Beredar Surat Sakti Sekda Bone, ASN diminta Membayar Registrasi Bone Fun Run 2026

Beredar Surat Sakti Sekda Bone, ASN diminta Membayar Registrasi Bone Fun Run 2026

FH
R
Farel Haeril
Redaksi

Tim Redaksi

Terkini, Bone– Sekretaris Daerah (Sekda) Kabupaten Bone tengah menjadi sorotan publik menyusul beredarnya surat permintaan kepesertaan kegiatan Bone Fun Run 2026 yang digelar dalam rangka memperingati Hari Jadi Bone (HJB) ke-696. Kegiatan tersebut diduga menabrak aturan hukum terkait Aparatur Sipil Negara (ASN).

Persoalan ini mencuat setelah beredarnya surat resmi yang ditandatangani Sekda Bone, yang berisi arahan kepada ASN untuk mengikuti kegiatan lari santai tersebut dengan melakukan registrasi melalui tautan yang telah disediakan. Namun, saat tautan diakses, peserta diwajibkan melakukan pembayaran sesuai kategori yang dipilih.

Beredar Surat Sakti Sekda Bone, ASN diminta Membayar Registrasi Bone Fun Run 2026

Kewajiban pembayaran inilah yang memicu keresahan di kalangan ASN. Pasalnya, instruksi tersebut disampaikan melalui jalur struktural kedinasan, sehingga dinilai tidak lagi bersifat sukarela, melainkan berpotensi menjadi tekanan administratif kepada bawahan.

Sejumlah pihak menilai tindakan meminta pembayaran kepada ASN untuk kegiatan seremonial daerah bertentangan dengan ketentuan peraturan perundang-undangan. Dalam Undang-Undang Nomor 20 Tahun 2023 tentang Aparatur Sipil Negara, ditegaskan bahwa ASN berhak atas perlindungan pendapatan dan pejabat publik dilarang menyalahgunakan kewenangan yang dapat merugikan hak finansial pegawai. Pemaksaan pembayaran untuk kegiatan yang tidak tercantum dalam Dokumen Pelaksanaan Anggaran (DPA) kedinasan dapat dikategorikan sebagai bentuk penyalahgunaan kekuasaan.

Selain itu, dalam Peraturan Pemerintah Nomor 94 Tahun 2021 tentang Disiplin Pegawai Negeri Sipil, Pasal 5 huruf n menyebutkan bahwa PNS dilarang menyalahgunakan wewenang. Permintaan pungutan biaya kepada bawahan tanpa dasar hukum yang sah, seperti Peraturan Daerah atau Peraturan Kepala Daerah yang sesuai dengan peraturan perundang-undangan di atasnya, dinilai sebagai pelanggaran disiplin.

Baca Juga

Pemerintah pusat juga menegaskan bahwa segala bentuk permintaan uang di lingkungan instansi pemerintah yang tidak memiliki dasar hukum yang jelas dapat dikategorikan sebagai pungutan liar. Perayaan hari jadi daerah seharusnya dibiayai melalui Anggaran Pendapatan dan Belanja Daerah (APBD) atau dukungan sponsor yang bersifat sukarela, bukan dengan membebani gaji ASN secara sistematis melalui instruksi pejabat struktural.

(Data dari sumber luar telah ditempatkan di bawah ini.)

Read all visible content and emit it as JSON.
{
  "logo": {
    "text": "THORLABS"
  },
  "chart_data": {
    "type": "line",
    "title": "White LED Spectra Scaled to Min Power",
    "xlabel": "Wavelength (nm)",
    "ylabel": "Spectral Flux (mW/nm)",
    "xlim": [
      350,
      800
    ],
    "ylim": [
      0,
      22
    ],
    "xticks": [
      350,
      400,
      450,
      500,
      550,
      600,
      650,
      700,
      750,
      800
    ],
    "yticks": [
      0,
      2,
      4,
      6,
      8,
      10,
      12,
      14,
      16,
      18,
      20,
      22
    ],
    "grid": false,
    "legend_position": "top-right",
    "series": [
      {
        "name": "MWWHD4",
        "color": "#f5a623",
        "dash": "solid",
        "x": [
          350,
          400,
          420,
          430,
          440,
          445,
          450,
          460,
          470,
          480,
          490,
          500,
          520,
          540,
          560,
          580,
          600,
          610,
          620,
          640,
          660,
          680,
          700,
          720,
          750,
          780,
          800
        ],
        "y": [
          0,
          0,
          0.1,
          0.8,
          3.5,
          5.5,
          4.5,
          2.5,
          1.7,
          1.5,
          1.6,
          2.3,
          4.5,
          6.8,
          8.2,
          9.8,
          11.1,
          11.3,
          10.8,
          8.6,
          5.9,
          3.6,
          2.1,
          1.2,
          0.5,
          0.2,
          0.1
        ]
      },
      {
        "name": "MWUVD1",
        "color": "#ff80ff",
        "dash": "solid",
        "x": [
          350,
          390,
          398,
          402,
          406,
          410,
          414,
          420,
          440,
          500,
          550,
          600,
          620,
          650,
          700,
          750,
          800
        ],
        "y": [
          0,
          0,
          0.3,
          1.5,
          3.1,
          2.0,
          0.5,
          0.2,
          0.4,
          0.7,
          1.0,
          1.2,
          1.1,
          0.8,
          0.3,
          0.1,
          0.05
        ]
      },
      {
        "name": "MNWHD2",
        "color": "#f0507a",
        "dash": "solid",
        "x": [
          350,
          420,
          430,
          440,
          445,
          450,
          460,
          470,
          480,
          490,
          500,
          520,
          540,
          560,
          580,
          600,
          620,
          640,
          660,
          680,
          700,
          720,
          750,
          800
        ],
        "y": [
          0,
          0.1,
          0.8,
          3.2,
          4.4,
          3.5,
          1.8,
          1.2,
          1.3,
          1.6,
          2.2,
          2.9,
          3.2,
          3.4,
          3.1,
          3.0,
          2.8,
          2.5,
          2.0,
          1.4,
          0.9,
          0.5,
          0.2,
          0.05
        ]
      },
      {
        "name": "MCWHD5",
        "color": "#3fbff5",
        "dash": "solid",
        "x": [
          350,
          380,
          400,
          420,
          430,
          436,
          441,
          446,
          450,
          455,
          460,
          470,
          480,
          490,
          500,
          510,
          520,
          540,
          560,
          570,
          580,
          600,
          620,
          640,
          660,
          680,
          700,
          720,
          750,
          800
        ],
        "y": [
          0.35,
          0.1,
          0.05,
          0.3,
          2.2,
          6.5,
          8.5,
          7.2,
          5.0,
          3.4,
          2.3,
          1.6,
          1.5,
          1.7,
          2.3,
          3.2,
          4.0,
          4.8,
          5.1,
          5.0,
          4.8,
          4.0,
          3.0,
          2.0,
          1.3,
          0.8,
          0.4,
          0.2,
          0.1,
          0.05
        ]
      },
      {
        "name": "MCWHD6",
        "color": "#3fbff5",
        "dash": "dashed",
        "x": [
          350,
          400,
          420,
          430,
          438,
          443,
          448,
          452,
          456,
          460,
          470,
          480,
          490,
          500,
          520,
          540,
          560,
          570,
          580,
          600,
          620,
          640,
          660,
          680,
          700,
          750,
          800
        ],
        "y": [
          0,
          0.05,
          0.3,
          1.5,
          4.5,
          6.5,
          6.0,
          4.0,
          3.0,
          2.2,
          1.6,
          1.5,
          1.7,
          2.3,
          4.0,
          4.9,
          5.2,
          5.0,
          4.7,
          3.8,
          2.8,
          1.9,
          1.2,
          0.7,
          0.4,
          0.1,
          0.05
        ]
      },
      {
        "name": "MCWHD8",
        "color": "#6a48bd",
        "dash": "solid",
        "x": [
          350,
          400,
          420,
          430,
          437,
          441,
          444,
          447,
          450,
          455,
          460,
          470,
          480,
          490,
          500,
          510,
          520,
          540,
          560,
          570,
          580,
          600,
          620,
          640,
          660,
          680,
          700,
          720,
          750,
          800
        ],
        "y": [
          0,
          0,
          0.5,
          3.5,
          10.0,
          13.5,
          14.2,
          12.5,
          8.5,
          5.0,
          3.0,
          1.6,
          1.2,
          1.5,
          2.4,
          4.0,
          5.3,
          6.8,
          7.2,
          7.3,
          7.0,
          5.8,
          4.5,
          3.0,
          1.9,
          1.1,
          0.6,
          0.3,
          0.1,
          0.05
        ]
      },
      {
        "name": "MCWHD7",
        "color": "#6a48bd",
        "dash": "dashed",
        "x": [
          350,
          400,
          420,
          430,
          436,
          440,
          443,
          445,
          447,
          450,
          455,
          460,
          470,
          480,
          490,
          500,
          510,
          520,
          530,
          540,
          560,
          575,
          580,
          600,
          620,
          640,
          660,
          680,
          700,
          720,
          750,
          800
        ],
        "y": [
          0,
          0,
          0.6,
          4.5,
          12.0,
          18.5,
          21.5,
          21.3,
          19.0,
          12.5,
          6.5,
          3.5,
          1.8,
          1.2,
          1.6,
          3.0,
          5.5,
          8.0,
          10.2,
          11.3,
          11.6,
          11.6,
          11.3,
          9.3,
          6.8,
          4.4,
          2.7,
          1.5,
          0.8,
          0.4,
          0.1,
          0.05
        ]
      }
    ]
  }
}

Gelombang protes pun mulai muncul dari masyarakat. Sofyan, salah seorang warga Bone, menegaskan bahwa praktik tersebut harus segera dihentikan karena mencederai prinsip tata kelola pemerintahan yang baik.

“Jika terbukti ada unsur paksaan, hal ini dapat dilaporkan ke Komisi Aparatur Sipil Negara (KASN) dan Ombudsman RI sebagai bentuk maladministrasi,” tegasnya.

Sejumlah pihak kini mendesak Sekretariat Daerah Kabupaten Bone untuk segera mencabut kewajiban pembayaran tersebut atau memberikan opsi partisipasi gratis bagi seluruh ASN tanpa terkecuali.

Hingga berita ini diturunkan, Makassaterkini.id telah berupaya melakukan konfirmasi kepada Sekda Bone melalui pesan WhatsApp, namun belum mendapatkan tanggapan resmi.